Russia’s involvement in Azerbaijani actions was further substantiated by events during Azerbaijan’s military assault on Nagorno-Karabakh. Eyewitnesses among the Nagorno-Karabakh self-defense forces, who spoke to the Regional Center for Democracy and Security, reported that Russian peacekeepers withdrew from their positions minutes before the attack in several locations. Additionally, the absence of a strong reaction from Russia, despite several Russian peacekeepers being killed by Azerbaijan, suggests that Russia was inclined not to take an assertive stance against the hostilities.


Overall, Moscow’s official response to the war remained subdued. Russia issued called for “both sides” to abstain from hostilities. Additional pieces of evidence further imply that Azerbaijan’s operation had received tacit approval from Russia. For instance, the independent Russian media outlet Meduza published a leak revealing specific instructions by the Kremlin to Russian state media to assign blame for the escalation to Armenia. 

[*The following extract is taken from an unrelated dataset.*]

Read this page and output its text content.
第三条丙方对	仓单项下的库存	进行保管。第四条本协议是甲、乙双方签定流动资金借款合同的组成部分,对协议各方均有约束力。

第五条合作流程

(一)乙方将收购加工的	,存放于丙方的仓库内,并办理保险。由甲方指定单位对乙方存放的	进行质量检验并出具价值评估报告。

The forced exile of the entire Armenian population from the region raises questions about the relevance of the Russian peacekeeping presence on the ground. Nevertheless, there appears to be an agreement between Baku and Moscow that the peacekeeping contingent will continue its mission until at least 2025, as outlined in the 2020 tripartite agreement concluding the Second Karabakh War. 


Moreover, the official Azerbaijani stance concerning Russian peacekeepers has softened. Initially, Azerbaijan had asserted that the peacekeepers would stay only until 2025, often characterizing their mission as temporary. However, following the conflict of September 19 and the ensuing events, high-ranking officials in Baku now express confidence that the mission will certainly continue until at least 2025 and potentially even be extended. 


Russia and Azerbaijan share an interest in establishing a communication route from mainland Azerbaijan, through Armenia, to its exclave of Nakhichevan. Armenia seeks Armenian border and customs authority over this route, while Azerbaijan and Russia advocate for Russian control. Armenia has recently taken a firmer stance on this matter. Previously, it had publicly accepted Russian oversight of the border and customs for this route. However, since Azerbaijan established a military checkpoint on the Lachin Corridor in April 2023, Armenia has shifted its position to insisting on Armenian customs control. Recent statements by Turkey regarding this issue also pose risks for Armenia’s territorial integrity and sovereignty.


These events have further exacerbated the crisis between Armenia and Russia, with both Yerevan and Russia assigning blame to each other. Russian propagandists, in the days following the assault on Nagorno-Karabakh and the forced exodus of its people, have also targeted the Armenian government and made calls for regime change. It is also evident that Russia’s inaction in Nagorno-Karabakh has fueled a rising tide of anti-Russian sentiment, especially among the Karabakh Armenian population.